Cet évangile serait-il un « parent pauvre ou abréviateur » de deux autres synoptiques, peu original,
simpliste ? Telle était à son sujet l’interrogation de l’Eglise jusqu’au 19ème siècle, moment, où, avec
l’hypothèse de la priorité de Marc, on a abordé autrement cet écrit.
L’une des raisons de lire Marc, toujours, selon J. Valette, serait donc le fait que cet écrit apporte « un
témoignage essentiel et profondément original au Christ et à son Evangile. (...) se priver de lire Marc,
c’est peut-être se priver de se trouver, sinon le plus près possible, en tout cas le moins loin de
l’atmosphère des temps évangéliques. »
Auteur
L’évangile selon Marc est une œuvre qui se veut anonyme. La personnalité de l’auteur s’efface devant
l’autorité du message à communiquer, devant la Bonne Nouvelle. Son récit n’affiche pas de « je », (à la
différence de Luc, en introduction), ni n’explique aucune intention théologique (à la différence de la
conclusion johannique p.ex.). Celle-ci est à déduire de la perspective de l’œuvre elle-même.
Bien des recherches et réflexions se sont faites au sujet de l’auteur qui ne se laisse pas connaître
autrement que par son écrit et ce qui est possible de déduire de sa langue, son style, son rapport à
l’espace et au temps, son travail littéraire et sa perspective théologique.
L’évangile de Marc est un écrit de langue grecque teintée de sémitismes, proche de traditions orales
araméennes, au réservoir lexical pauvre, à la syntaxe élémentaire, un large usage des temps simples
(présent historique) et dont les maladresses d’écriture restent apparentes. Ces traits le font « classer »
dans la littérature hellénistique populaire. Cependant, il n’est pas exempt, dans sa construction, de tout
un tissage travaillé dans lequel le style sert et est porteur du contenu.
Lieu
La tradition a localisé l’évangile à Rome ; rien dans le texte ne l’infirme ni confirme.
Des chercheurs ont avancé d’autres hypothèses les situant dans un centre urbain et ecclésial important :
l’Egypte avec Alexandrie, la Syrie avec Antioche, ou carrément la Galilée où Jésus commence à
proclamer son message et qu’il parcourt dans tous les sens.
Rome semble rester l’hypothèse privilégiée des chercheurs.
Date
C’est autour de l’an 70 que l’on situe la rédaction de l’évangile de Marc.

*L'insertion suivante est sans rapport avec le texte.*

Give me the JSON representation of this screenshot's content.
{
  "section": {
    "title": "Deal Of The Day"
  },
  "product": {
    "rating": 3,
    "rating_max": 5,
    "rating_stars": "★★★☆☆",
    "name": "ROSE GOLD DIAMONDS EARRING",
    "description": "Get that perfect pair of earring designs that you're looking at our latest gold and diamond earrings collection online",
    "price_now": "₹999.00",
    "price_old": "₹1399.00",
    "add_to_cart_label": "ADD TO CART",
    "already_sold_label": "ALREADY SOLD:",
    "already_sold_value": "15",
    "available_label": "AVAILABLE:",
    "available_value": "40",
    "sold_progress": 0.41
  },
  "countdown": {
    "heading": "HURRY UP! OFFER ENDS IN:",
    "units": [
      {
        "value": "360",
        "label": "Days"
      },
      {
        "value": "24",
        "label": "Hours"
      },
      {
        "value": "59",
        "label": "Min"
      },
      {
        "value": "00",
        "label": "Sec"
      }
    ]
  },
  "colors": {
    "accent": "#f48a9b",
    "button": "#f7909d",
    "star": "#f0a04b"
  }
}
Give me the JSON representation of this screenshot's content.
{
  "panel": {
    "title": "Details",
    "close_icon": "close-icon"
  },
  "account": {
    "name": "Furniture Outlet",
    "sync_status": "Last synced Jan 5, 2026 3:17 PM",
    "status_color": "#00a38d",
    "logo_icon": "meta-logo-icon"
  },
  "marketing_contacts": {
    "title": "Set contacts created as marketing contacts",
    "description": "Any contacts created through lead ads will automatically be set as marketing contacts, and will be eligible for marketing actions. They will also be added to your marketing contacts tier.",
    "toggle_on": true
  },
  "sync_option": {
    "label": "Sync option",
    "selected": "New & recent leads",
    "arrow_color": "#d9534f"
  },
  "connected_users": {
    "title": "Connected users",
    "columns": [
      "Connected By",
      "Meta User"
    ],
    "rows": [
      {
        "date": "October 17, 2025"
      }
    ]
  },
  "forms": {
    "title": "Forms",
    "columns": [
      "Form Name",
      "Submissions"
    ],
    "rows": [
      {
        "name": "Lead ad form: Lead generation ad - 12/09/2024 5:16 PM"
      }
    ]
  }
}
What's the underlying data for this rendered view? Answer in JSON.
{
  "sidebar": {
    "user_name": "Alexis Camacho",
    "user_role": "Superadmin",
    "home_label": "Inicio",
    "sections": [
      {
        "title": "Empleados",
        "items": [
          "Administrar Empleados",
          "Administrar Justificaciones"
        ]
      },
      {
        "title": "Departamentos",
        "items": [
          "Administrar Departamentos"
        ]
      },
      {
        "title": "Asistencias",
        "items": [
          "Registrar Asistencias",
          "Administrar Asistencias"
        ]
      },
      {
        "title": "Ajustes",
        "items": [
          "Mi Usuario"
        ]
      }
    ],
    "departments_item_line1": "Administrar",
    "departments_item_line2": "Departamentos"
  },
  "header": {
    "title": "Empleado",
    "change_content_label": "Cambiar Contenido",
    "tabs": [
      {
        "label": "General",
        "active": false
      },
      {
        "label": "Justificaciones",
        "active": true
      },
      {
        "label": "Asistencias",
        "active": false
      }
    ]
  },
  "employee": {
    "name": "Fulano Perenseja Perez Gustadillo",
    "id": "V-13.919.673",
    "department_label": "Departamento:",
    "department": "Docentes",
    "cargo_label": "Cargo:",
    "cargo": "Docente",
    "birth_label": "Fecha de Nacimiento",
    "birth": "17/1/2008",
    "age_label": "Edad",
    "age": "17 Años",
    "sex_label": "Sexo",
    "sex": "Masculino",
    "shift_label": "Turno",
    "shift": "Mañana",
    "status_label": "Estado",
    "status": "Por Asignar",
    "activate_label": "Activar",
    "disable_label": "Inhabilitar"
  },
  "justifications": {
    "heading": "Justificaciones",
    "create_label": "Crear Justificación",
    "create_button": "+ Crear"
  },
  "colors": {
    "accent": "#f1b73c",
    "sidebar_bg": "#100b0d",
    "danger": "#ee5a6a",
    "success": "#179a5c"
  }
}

Et on retient comme critères de cette datation les indices contenus dans le chap. 13 (évocation de la fin
des temps, l’urgence à proclamer l’Evangile aux nations, etc.), climat de troubles, de guerre, toute une
ambiance apocalyptique qui fait très probablement écho à la Guerre Juive (66-70) qui aboutit à la prise de
Jérusalem par Titus et l’incendie du Temple, énorme traumatisme pour le judaïsme de l’époque.
Destinataires
Différents indices comme p.ex. l’absence de réflexion profonde sur la Torah, de nombreux déplacements
de Jésus vers les territoires limitrophes païens font penser à des destinataires pagano-chrétiens
(chrétiens d’origine païenne).
Ainsi, s’esquisse pour l’auteur la figure d’un judéo-chrétien de la deuxième génération, parlant grec,
ouvert à la mission universelle, qui écrit pour des pagano-chrétiens de communauté, sinon romaine, du
moins du monde occidental.
Mais qui donc est cet homme ?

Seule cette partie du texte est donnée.